Footage from a prison showing acts of sexual violence against convicts, some of them apparently staged, played an important role in Ivanishvili’s victory in the October elections (https://civil.ge/eng/article.php?id=25255). While the large-scale haphazard amnesty that ensued the elections helped him to secure the support of dedicated vigilantes who targeted opposition parliamentarians on February 8 and most likely played their part in the May 17 violence. No doubt, the “restoration of justice” that has been a leitmotif of Ivanishvili’s domestic policy has found an appeal in the hearts and minds of amnestied criminals who owe their freedom to the billionaire prime minister and are traditionally associated with the xenophobic clergy in the Church. On several occasions, Ivanishvili has praised as “patriotic” a newspaper called Asaval-Dasavali with a distinctly homophobic and xenophobic editorial policy (https://netgazeti.ge/GE/105/opinion/13707/).
Up until the amnesty, Georgia had been one of the safest places in Europe, largely due to the previous government’s vigorous anti-crime policy.

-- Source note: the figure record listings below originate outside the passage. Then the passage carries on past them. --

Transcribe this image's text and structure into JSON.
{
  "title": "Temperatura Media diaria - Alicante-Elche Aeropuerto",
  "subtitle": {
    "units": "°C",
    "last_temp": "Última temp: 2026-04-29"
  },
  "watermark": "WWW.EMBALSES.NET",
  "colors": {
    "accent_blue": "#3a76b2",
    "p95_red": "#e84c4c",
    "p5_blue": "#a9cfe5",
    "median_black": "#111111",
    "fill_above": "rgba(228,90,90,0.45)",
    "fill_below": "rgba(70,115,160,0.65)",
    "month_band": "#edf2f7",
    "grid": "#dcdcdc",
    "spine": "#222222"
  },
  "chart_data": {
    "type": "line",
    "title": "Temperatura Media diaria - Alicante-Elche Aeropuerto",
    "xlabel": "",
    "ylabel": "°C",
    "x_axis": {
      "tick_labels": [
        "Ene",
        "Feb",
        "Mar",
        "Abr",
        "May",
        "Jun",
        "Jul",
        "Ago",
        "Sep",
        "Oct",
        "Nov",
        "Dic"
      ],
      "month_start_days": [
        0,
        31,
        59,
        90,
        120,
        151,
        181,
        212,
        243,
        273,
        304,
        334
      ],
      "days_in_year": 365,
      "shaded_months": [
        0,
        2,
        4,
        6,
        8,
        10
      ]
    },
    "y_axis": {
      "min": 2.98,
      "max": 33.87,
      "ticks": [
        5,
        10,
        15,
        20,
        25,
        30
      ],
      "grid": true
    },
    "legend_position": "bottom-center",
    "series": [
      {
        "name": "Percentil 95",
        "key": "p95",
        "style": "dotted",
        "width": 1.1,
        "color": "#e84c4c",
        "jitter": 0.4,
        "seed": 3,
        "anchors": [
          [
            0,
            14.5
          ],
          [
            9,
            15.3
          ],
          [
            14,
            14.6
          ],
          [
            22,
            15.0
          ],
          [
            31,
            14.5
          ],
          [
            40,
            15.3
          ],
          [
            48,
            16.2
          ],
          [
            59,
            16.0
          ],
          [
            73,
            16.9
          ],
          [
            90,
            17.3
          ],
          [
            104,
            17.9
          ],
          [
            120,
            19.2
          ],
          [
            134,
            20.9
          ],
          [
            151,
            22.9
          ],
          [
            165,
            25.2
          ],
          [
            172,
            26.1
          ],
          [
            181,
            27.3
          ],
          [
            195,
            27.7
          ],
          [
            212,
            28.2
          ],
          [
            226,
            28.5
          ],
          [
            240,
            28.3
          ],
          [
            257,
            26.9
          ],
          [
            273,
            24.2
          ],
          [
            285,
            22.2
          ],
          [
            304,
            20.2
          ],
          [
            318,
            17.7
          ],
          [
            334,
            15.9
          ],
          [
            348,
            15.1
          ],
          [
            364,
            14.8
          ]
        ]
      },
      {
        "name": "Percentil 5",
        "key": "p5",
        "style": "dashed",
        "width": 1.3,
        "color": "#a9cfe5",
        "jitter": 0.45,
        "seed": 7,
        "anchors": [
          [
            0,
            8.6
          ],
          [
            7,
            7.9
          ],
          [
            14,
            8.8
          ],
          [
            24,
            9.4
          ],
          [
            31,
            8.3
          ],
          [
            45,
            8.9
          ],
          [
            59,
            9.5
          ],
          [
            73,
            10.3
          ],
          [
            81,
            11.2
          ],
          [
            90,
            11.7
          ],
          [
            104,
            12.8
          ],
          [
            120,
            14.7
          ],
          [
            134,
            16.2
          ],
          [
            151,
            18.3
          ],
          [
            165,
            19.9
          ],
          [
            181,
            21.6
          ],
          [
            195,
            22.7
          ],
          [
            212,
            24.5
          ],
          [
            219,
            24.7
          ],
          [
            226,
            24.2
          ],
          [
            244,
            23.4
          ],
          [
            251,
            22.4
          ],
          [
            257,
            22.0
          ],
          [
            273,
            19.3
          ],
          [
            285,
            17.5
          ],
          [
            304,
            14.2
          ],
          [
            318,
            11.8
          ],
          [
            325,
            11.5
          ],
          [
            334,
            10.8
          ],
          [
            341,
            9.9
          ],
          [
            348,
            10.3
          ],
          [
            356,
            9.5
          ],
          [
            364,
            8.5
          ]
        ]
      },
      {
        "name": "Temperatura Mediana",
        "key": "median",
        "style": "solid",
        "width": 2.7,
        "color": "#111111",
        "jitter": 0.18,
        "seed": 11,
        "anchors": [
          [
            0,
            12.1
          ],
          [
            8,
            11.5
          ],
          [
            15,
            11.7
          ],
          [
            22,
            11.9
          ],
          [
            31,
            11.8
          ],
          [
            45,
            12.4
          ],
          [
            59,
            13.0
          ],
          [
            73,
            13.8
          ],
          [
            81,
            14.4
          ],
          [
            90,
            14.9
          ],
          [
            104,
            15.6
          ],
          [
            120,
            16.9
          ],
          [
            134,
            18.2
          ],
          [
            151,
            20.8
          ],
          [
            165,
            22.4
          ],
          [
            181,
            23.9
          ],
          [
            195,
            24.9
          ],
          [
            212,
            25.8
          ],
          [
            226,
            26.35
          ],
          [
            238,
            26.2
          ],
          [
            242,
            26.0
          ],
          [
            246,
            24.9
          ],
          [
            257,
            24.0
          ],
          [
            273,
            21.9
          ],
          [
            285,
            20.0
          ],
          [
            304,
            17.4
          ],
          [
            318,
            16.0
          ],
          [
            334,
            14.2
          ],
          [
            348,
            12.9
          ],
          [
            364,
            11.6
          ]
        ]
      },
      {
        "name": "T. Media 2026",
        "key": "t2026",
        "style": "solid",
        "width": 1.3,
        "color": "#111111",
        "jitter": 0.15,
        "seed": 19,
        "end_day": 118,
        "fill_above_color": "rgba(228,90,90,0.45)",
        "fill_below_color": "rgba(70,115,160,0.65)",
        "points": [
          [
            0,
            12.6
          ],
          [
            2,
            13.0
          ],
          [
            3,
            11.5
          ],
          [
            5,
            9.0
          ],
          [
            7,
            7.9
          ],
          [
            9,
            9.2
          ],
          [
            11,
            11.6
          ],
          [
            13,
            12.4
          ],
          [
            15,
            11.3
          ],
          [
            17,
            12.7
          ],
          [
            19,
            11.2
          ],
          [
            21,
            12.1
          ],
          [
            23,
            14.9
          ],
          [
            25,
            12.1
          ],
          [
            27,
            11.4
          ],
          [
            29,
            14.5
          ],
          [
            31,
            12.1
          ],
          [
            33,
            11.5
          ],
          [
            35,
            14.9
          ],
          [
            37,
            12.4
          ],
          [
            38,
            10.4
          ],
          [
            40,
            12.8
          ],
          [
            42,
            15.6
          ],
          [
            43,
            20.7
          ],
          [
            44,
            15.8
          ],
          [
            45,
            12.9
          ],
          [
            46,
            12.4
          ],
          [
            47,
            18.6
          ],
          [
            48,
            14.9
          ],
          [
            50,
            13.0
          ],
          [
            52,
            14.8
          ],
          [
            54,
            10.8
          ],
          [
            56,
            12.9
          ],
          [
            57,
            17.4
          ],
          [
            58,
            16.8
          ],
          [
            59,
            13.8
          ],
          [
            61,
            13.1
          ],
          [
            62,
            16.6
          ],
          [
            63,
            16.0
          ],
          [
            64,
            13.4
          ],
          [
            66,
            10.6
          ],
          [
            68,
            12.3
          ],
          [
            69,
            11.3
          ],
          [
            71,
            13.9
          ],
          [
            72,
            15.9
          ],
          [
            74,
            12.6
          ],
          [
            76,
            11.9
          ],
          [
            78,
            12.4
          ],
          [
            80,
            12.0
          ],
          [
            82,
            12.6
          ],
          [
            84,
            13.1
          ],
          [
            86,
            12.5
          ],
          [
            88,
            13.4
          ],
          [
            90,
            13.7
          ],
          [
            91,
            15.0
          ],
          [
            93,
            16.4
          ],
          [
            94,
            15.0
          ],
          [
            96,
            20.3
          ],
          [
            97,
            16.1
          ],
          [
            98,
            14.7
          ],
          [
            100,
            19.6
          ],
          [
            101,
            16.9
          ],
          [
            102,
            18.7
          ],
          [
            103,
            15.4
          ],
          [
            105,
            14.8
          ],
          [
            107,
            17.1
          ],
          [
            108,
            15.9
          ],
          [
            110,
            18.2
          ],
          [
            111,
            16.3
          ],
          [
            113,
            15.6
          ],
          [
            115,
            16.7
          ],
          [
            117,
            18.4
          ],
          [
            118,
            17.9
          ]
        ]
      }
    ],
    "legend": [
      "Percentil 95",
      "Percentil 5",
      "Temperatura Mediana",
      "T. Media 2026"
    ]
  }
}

The country enjoyed almost 7-percent economic growth and an unprecedented 4 million foreign tourists and visitors in 2012. The parameters of economic growth already show steady decline this year, reaching its nadir in March with a mere 0.2 percent (https://www.geostat.ge/cms/site_images/_files/english/economic/monthly%20economic%20statistics_March.pdf).
Following the May 17 rampage, Western embassies in Tbilisi issued harsh statements condemning violence against the minority group, and the Dutch government even decided to summon the Georgian ambassador in The Hague “to convey its displeasure” (https://www.government.nl/news/2013/05/17/minister-shocked-by-anti-gay-demonstration-in-georgia.html).
If the Ivanishvili government cares about domestic calm and Georgia’s international reputation, it will try to arrest and bring to justice all perpetrators of the recent violence, be they laymen or clergy. If it decides to not do so, the cost might be political and social instability domestically and deepening isolation internationally.